Lanjut Rahmadsyah mengatakam Kawasan Perairan Belawan dan perairan sekitarnya merupakan kawasan yang kaya akan ikan Pelagis yaitu jenis ikan yang hidup diperairan dangkal dengan kedalaman 0 - 200 meter. Keberadaan minyak kelapa sawit ini tentu akan mempengaruhi jenis ikan ini yang dapat menyebabkan ikan ini keracunan dan mati. Molekul minyak akan menghalangi cahaya matahari dan oksigen masuk kelaut yang ditutupi oleh minyak sawit ini. Hal ini akan berpengaruh bagi terumbu karang dan biota bawah laut lainnya. Terhalangnya cahaya matahari dan oksigen tentu akan mempengaruhi proses fotosintesis dan respirasi biota laut dan dalam jangka panjang akan memicu terjadinya coral bleaching dan kematian biota laut.

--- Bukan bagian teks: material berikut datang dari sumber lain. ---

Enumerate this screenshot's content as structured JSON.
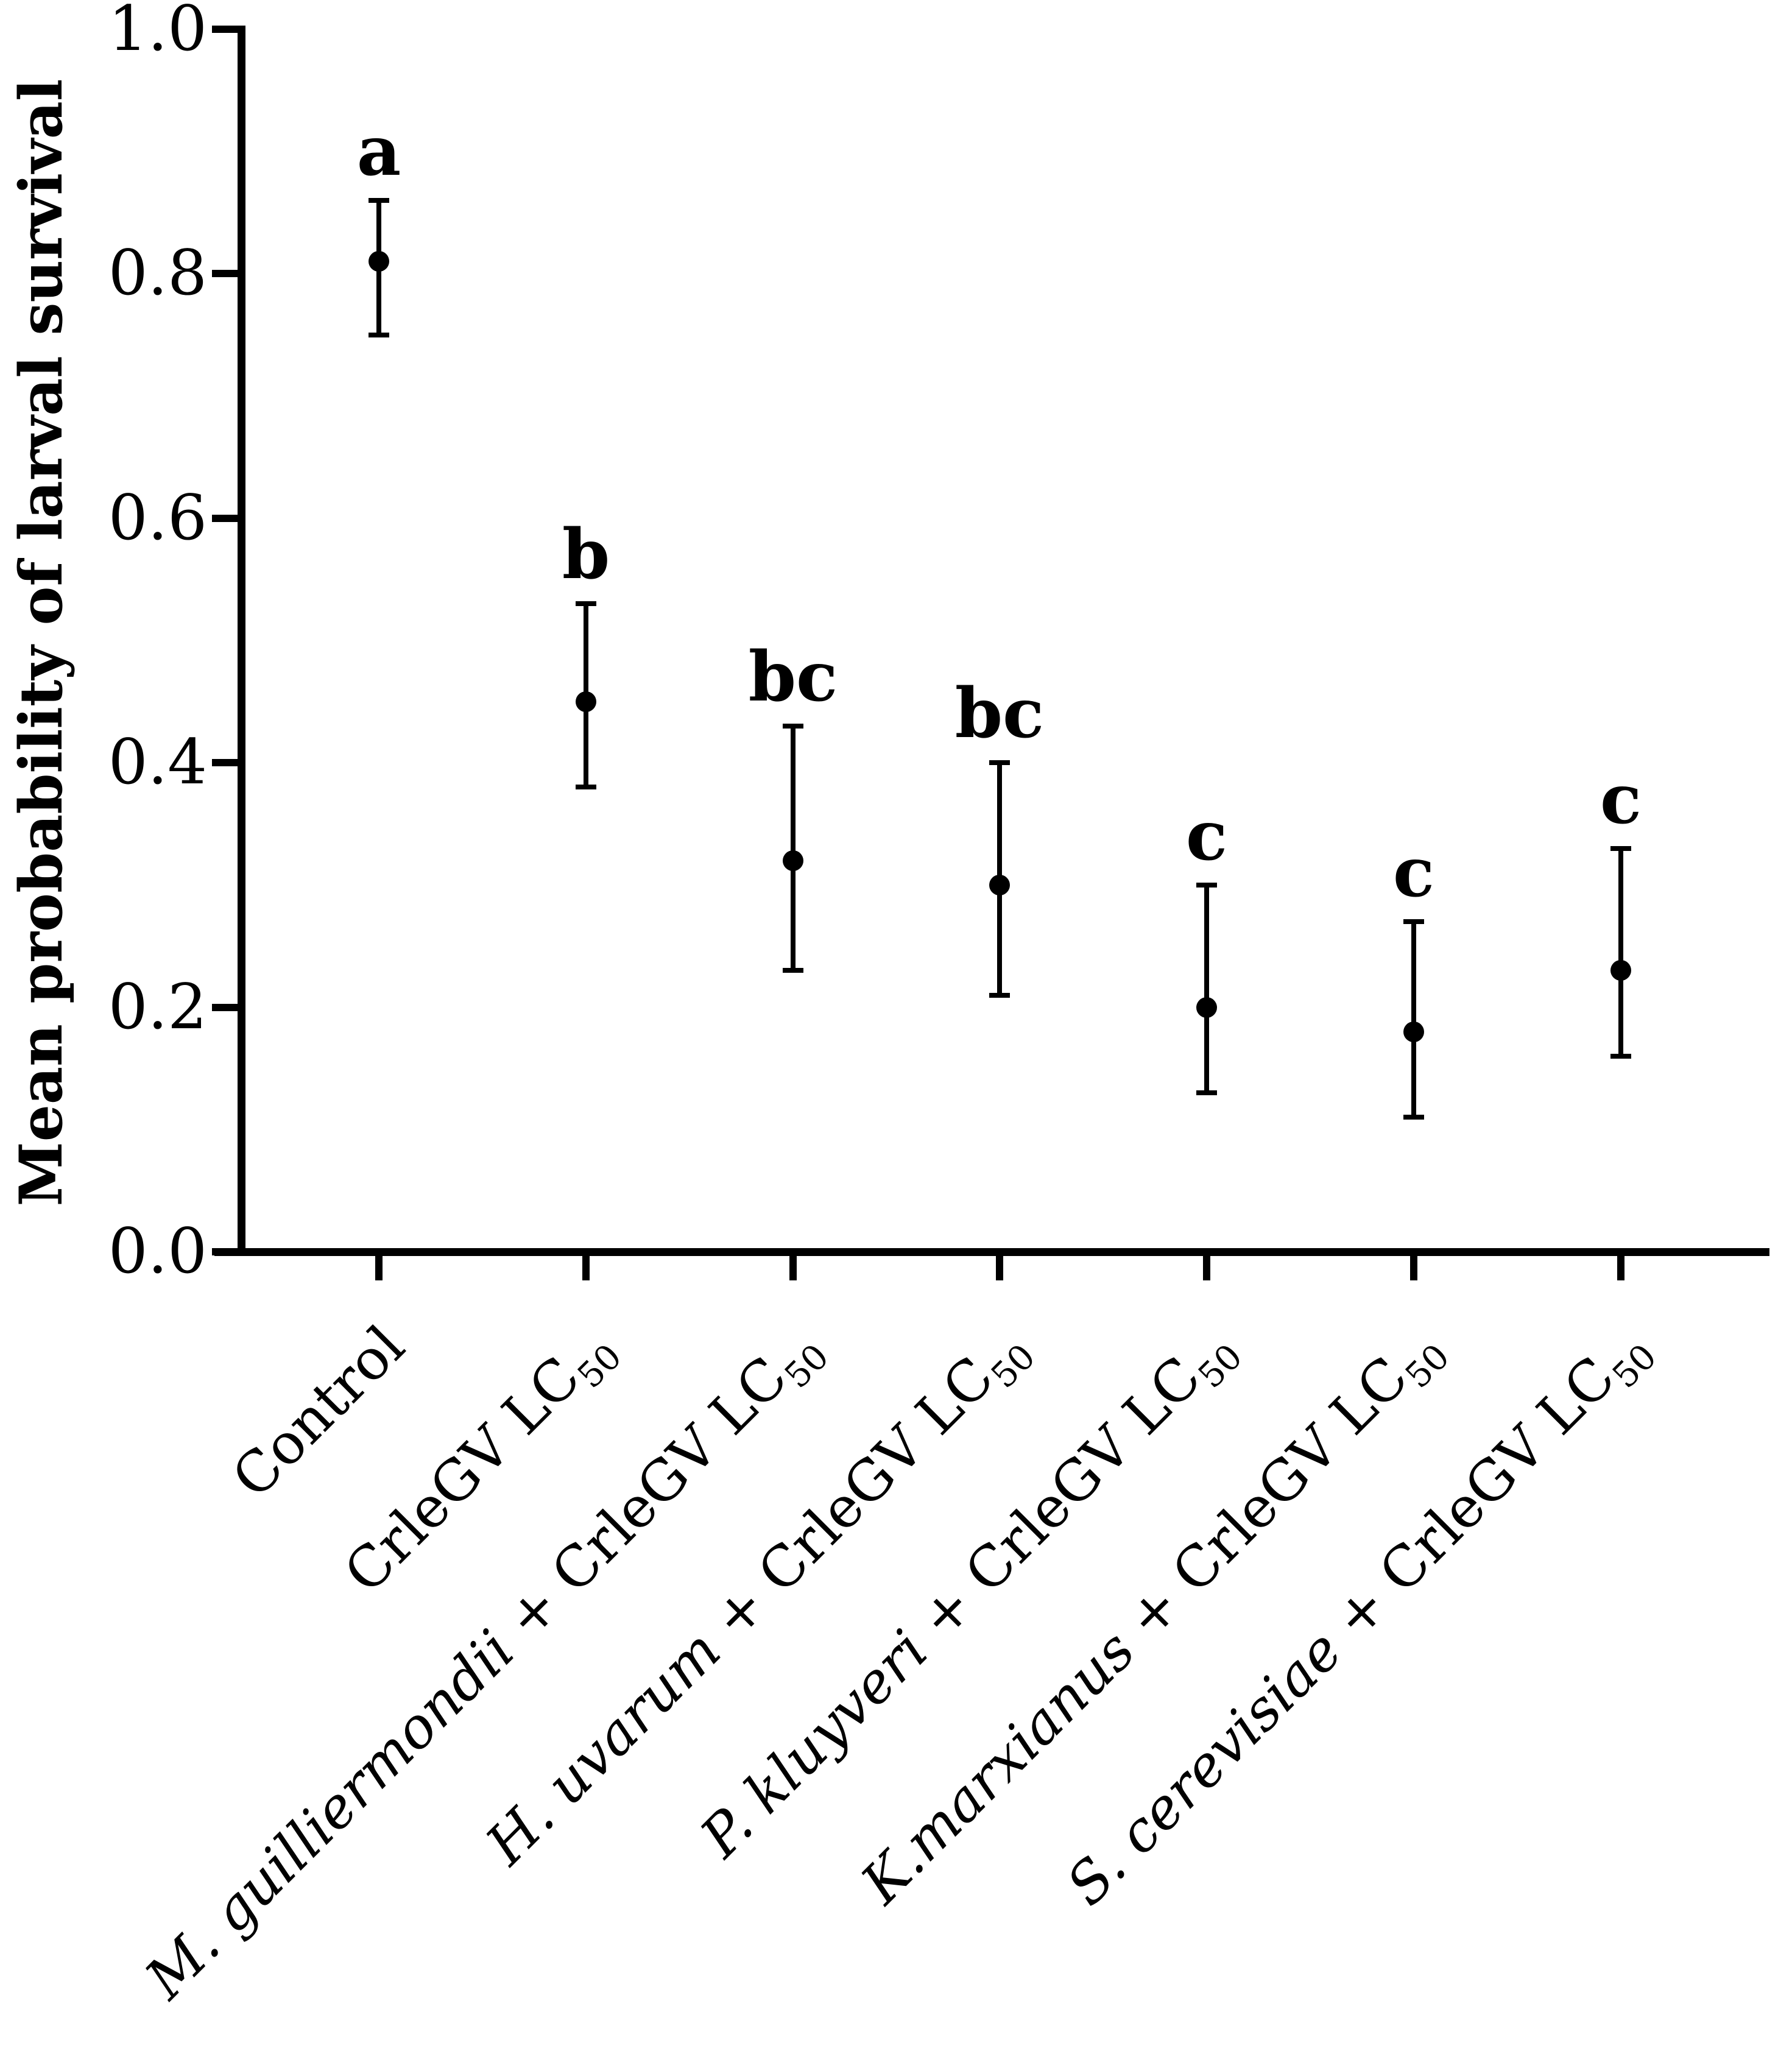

Keberadaan minyak sawit ini tentu juga akan mempengaruhi jenis mamalia laut dan kura-kura, dimana kawasan perairan sekitar Belawan juga merupakan habitat Kura-Kura. Minyak sawit ini akan masuk kedalam paru-paru mamalia dan reptil laut ini sehingga menyebabkan mereka keracunan dan mati.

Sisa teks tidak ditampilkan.